New York, 456 West 18th Street
Focused on the interconnections between data mining, mineral mining, and the mechanization of labor, Mine brings together a collection of recent works including several large cardboard sculptures imitating giant automated mining machines; a series of wall-mounted paper reliefs and printed vitrines; and a new Augmented Reality sculpture based on a 2019 patent drawing filed by Amazon.com for a delivery worker replacement drone. Denny’s artwork raises questions about the effects of further automation on the limited jobs still left in increasingly mechanized sectors such as mining, service, and logistics. What happens as the labor force shrinks in these traditional industries? How will individuals and worker communities dialogue with those in power in the future? Where will the leverage they once brought now come from?
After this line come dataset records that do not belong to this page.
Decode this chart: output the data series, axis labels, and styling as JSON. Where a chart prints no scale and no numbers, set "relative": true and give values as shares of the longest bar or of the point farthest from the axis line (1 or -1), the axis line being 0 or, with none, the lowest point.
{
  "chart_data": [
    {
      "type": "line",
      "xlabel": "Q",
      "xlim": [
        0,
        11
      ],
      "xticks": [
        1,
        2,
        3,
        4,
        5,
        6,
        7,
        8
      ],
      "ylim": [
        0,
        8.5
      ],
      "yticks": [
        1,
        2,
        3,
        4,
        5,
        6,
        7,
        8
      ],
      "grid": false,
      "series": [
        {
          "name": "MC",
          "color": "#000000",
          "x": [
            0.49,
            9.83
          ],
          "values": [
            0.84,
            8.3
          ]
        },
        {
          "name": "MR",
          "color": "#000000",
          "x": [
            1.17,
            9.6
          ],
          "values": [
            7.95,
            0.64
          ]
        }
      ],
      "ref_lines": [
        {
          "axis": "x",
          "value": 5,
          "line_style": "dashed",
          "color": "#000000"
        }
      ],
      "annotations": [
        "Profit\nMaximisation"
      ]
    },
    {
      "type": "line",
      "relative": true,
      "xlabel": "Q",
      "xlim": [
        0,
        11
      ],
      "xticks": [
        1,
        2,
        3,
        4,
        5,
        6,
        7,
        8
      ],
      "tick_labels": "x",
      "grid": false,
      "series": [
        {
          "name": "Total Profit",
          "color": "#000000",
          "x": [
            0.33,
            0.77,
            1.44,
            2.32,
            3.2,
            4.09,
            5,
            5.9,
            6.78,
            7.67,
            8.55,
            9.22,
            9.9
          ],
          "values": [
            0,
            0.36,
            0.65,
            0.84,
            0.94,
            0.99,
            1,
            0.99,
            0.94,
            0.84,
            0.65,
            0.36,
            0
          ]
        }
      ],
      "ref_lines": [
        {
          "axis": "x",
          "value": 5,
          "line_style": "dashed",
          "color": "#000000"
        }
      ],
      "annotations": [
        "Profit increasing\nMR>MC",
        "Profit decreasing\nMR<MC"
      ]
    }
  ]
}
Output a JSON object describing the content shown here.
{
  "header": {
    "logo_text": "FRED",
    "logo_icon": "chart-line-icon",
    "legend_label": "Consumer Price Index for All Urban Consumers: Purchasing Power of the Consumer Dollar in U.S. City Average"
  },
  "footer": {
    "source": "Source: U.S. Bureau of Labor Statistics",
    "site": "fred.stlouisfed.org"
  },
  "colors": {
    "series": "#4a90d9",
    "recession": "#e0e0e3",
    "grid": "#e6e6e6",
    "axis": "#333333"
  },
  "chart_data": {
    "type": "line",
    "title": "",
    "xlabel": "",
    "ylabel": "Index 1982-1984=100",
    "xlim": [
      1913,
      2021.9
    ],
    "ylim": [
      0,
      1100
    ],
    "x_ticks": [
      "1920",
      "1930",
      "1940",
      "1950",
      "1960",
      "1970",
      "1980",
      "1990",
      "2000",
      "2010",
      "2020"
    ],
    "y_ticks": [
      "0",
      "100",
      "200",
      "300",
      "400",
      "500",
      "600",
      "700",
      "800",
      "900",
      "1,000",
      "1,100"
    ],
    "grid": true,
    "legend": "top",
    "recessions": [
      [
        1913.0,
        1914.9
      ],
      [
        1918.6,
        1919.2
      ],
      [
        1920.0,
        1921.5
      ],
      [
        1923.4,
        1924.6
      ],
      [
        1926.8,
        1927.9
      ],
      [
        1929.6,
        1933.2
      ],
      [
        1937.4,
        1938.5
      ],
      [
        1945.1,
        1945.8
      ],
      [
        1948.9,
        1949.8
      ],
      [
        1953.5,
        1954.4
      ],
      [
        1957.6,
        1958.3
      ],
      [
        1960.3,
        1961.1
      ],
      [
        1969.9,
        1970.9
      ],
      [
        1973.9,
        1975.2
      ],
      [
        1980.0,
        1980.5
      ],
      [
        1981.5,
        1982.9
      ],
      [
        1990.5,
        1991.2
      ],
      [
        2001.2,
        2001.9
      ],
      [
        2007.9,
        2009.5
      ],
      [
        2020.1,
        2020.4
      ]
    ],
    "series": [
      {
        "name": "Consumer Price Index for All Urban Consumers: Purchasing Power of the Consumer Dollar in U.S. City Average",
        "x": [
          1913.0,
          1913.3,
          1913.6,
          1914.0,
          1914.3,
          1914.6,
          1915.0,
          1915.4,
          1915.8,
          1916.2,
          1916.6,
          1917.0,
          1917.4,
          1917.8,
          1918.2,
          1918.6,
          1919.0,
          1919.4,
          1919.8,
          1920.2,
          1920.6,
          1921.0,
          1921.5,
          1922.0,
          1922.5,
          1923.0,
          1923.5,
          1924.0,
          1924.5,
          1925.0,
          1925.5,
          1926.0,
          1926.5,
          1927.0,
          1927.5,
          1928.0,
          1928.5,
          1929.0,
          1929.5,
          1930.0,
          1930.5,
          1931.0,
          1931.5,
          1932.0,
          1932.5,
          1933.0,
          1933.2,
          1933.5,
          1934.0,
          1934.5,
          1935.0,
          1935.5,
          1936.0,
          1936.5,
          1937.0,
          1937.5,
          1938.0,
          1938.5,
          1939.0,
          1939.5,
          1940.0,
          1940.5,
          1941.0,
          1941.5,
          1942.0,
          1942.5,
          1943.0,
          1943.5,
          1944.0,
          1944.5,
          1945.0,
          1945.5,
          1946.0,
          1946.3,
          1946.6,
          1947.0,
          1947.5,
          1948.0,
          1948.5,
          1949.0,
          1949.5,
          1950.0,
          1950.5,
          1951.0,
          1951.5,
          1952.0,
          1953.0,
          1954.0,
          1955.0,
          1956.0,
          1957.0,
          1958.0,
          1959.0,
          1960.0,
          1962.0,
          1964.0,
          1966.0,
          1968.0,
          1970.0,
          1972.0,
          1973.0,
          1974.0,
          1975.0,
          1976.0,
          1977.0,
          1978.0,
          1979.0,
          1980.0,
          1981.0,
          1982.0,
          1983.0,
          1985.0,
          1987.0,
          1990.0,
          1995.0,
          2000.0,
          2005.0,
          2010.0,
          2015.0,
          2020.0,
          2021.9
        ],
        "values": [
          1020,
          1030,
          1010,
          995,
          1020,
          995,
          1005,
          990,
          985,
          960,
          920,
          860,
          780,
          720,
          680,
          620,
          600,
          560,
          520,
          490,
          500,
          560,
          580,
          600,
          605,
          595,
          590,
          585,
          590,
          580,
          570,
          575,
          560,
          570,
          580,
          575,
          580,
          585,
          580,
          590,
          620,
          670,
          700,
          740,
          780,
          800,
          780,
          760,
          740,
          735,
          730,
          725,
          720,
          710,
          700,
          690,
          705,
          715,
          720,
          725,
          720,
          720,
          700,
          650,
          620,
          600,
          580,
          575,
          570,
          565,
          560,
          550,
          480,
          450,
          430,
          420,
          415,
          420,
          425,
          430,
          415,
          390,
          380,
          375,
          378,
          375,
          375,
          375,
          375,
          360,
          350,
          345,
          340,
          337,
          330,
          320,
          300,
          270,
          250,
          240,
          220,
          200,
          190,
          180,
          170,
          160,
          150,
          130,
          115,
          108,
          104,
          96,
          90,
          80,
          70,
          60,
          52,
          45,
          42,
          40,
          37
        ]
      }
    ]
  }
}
Amazon’s drone design contains a hot air balloon, recalling the speculative balloon-based flying machine epoch of defining technological developments such as hot air balloons, air ships, or Zeppelins, that have become symbols of both achievement and caution in centuries past. Denny's new sculpture projects an animated AR model of a revolving, rocky, mineral-rich, planet Earth onto the drone’s balloon bulge. This vision of Earth-as-resource is borrowed from the advertising materials of one of Amazon’s most prominent data services clients: the multinational mining group Rio Tinto. Spinning inside the body of the Zeppelin drone, the “Earth-rock” transforms Amazon's worker-replacement model into a raw terrestrial globe, without oceans or other representations of life.
Embedded in the exhibition is Extractor, a playable board game that also functions as a take-home catalogue. Players collect data in the form of tokens, which they must stack on plastic-molded racks and place in cloud services to monetize what they have mined and thus win the game. The hybrid sculptures-cum-display units presenting the boxed games mirror the dynamics of the monopolistic platform businesses that control much of our internet infrastructure.
Denny’s Mine reflects not only upon the near future, but also on the conditions of the present—unearthing real designs for machines that confront us with our own sublime and troubling counterparts. The work continues an artistic tradition of interpreting technological production as keys to understanding our environment and the forces that impact it.